Kabiru explains that his “goal is to improve existing machinery and to create missing one.” An employee of a public hospital, Kabiru says he and his colleagues modify some equipment to suit their needs while coming up with new items. “We have been forced by circumstances to come up with incubators, lighting systems and casualty beds which have to proved to be better than conventional ones,” he says with a laugh. A man of many talents and abilities, the 1959-born Kabiru is the lay reader of his local Anglican Church. He challenges Kenyans to assist talented people. “Some existing businesses frown on any new inventions as they feel insecure while the authorities cannot offer adequate protection to the invention,” he says, adding that the procedure of patenting a product in Kenya is long, tedious and expensive. “Although I have patented my washing machine, I feel the government should simplify the process,” he says
Although many Kenyans have always been resourceful in the area of invention, it is felt that the government is not doing enough to protect them and their creations. “The lengthy and demanding procedure of seeking protection has discouraged many people from patenting their invention leading to their loss or they just don’t register them at all,” Kabiru says.

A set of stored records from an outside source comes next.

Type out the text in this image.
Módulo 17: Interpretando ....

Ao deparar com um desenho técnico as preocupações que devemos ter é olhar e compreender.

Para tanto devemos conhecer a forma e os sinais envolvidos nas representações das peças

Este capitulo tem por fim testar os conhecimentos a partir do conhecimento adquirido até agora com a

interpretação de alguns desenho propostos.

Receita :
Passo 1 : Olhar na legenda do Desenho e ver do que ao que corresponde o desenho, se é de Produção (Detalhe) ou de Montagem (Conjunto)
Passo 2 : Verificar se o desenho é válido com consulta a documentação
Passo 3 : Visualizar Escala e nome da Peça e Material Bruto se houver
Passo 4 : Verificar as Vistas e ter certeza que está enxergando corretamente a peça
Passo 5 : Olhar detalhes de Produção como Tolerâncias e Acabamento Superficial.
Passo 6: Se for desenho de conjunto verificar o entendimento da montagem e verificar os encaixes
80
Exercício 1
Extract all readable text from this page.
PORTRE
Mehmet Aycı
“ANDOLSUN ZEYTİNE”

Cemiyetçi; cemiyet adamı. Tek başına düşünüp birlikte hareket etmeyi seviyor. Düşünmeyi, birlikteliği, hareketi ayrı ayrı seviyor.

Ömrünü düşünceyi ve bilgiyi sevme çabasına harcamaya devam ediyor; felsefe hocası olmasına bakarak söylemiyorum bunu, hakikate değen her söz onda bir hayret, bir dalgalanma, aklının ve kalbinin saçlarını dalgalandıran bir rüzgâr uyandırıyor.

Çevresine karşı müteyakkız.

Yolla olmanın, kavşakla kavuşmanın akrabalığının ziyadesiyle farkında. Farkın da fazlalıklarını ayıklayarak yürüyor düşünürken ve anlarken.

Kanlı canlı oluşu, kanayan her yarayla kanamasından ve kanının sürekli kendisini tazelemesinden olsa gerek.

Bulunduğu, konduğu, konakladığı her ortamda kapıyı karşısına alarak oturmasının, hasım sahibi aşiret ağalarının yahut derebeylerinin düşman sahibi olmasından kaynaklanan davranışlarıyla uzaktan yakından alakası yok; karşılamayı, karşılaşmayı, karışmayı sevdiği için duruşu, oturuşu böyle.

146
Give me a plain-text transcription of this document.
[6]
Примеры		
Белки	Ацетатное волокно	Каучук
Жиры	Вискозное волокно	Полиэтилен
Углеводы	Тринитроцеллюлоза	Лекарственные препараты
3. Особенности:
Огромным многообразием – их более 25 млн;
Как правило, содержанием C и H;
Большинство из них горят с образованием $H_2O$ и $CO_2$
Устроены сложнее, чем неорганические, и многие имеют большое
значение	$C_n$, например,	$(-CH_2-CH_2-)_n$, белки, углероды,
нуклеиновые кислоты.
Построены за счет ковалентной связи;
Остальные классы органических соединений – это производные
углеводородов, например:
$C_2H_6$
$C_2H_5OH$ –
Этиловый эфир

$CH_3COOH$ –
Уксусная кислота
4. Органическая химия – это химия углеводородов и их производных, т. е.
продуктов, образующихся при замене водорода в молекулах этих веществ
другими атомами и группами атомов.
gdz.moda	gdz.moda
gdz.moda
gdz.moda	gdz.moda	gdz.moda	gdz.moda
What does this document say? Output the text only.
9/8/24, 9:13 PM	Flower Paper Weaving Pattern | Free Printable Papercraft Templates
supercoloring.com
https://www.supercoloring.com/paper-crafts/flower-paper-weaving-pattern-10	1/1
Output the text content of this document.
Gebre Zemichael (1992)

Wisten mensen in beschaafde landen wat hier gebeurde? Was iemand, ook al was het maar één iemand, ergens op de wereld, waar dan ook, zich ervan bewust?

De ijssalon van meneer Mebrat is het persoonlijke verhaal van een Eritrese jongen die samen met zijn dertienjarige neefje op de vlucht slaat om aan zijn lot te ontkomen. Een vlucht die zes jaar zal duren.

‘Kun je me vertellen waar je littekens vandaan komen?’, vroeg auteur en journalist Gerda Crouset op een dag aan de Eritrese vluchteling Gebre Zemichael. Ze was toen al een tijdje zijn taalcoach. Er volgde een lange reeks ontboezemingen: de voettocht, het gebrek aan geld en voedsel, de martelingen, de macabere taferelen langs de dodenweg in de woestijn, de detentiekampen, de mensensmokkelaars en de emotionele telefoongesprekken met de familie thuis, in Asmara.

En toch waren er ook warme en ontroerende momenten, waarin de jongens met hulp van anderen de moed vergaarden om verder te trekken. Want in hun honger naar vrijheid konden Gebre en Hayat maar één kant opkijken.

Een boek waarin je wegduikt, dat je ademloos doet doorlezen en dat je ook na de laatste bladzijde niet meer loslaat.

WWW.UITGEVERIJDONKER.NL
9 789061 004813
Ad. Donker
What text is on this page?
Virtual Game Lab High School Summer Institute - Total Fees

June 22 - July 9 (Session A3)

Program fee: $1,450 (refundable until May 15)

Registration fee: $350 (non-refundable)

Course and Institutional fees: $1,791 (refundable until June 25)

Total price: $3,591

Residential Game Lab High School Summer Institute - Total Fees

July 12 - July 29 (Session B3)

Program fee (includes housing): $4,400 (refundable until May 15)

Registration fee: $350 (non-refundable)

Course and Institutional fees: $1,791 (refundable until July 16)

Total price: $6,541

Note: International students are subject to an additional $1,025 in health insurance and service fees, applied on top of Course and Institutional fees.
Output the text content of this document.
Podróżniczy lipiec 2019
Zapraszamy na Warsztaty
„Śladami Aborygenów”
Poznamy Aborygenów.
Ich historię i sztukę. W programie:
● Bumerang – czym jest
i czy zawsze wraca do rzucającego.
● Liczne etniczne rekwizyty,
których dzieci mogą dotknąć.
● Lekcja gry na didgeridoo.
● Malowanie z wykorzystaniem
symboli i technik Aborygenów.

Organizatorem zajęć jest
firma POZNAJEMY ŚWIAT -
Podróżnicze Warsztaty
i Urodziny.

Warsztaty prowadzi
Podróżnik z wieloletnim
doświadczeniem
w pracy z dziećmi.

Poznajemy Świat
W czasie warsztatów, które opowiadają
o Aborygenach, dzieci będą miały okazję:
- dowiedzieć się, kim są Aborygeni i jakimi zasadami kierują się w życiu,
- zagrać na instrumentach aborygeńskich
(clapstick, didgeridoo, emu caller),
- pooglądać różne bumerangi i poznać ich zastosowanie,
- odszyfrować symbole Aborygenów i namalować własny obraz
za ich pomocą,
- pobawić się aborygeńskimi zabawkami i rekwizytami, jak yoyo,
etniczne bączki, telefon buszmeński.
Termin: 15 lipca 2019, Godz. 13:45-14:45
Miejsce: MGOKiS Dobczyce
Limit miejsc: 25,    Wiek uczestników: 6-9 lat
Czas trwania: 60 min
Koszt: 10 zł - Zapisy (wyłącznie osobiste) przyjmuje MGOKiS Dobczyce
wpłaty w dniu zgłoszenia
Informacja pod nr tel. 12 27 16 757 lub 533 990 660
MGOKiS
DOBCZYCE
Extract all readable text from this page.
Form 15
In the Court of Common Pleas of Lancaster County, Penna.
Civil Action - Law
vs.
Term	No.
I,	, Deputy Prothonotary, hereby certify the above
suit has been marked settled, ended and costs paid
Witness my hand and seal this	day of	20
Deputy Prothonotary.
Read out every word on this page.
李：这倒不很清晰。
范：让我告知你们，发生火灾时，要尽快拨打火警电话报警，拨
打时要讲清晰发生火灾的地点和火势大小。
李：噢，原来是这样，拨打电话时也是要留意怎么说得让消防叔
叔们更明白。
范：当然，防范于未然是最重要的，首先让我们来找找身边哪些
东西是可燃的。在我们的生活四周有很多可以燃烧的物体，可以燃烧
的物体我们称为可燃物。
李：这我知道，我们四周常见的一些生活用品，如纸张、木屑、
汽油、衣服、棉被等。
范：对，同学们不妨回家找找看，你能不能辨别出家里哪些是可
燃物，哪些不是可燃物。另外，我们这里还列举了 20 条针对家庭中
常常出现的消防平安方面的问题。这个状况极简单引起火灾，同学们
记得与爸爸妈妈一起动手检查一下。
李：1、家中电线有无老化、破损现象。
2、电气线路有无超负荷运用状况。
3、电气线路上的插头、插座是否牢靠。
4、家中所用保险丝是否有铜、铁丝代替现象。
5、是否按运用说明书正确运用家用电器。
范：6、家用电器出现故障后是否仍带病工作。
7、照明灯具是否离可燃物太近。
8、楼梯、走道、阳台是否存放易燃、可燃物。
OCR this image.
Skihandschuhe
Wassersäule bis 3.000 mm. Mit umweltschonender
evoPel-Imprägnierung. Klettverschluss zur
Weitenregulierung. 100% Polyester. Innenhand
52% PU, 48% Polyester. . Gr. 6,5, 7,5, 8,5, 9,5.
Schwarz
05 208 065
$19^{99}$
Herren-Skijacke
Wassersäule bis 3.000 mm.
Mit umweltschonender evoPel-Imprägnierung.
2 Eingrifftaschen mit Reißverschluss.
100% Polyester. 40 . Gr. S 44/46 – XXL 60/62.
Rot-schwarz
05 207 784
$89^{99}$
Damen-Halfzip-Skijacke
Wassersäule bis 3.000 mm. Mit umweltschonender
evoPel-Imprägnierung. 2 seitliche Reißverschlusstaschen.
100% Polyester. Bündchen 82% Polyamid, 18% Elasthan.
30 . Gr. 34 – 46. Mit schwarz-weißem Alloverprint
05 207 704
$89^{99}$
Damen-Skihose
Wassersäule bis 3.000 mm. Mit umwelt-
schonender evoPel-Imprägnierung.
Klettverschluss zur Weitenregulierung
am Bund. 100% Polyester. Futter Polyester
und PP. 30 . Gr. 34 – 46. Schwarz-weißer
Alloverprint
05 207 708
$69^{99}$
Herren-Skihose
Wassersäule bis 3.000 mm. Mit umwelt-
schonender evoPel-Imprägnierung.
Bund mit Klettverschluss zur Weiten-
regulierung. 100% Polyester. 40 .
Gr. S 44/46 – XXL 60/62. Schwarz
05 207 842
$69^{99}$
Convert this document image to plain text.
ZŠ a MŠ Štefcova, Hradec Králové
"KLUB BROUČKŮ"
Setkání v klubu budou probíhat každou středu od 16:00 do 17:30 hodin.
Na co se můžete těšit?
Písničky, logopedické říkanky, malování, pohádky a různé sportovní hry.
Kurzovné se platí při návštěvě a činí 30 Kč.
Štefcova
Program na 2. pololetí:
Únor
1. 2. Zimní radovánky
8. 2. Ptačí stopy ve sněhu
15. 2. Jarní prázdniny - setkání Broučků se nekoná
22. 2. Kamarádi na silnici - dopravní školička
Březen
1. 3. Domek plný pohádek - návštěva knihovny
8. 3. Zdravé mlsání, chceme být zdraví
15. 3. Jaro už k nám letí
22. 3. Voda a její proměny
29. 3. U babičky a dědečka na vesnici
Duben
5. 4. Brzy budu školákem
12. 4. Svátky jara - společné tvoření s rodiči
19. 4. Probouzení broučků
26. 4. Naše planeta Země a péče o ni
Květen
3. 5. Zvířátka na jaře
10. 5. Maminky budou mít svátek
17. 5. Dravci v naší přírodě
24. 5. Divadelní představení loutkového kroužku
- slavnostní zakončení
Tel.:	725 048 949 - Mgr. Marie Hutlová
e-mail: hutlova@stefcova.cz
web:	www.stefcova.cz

Other inventions of Kabiru include a bay-wet alarm, a ‘waste motor vehicle fuel and water’ jiko, a solar water heater, and a cow dung fuel jiko. The most disheartening thing about Kabiru’s inventions is that they are yet to be commercialised as he lacks funds.
Cooking with the sun
Although the Kenya Industrial Estates (KIE) was set up to assist in the development of industrialization in the country, Kabiru says “it only comes in once you’ve started.” He adds that he “was most disadvantaged by the previous regime as donors had stopped funding Kenya. Now that NARC is in power I am hopeful I will get somewhere with my work. ” The budding industrialist says fear has kept him away from turning the ideas into money. “People with money can easily snatch them from me as there is no adequate legal protection in this country.”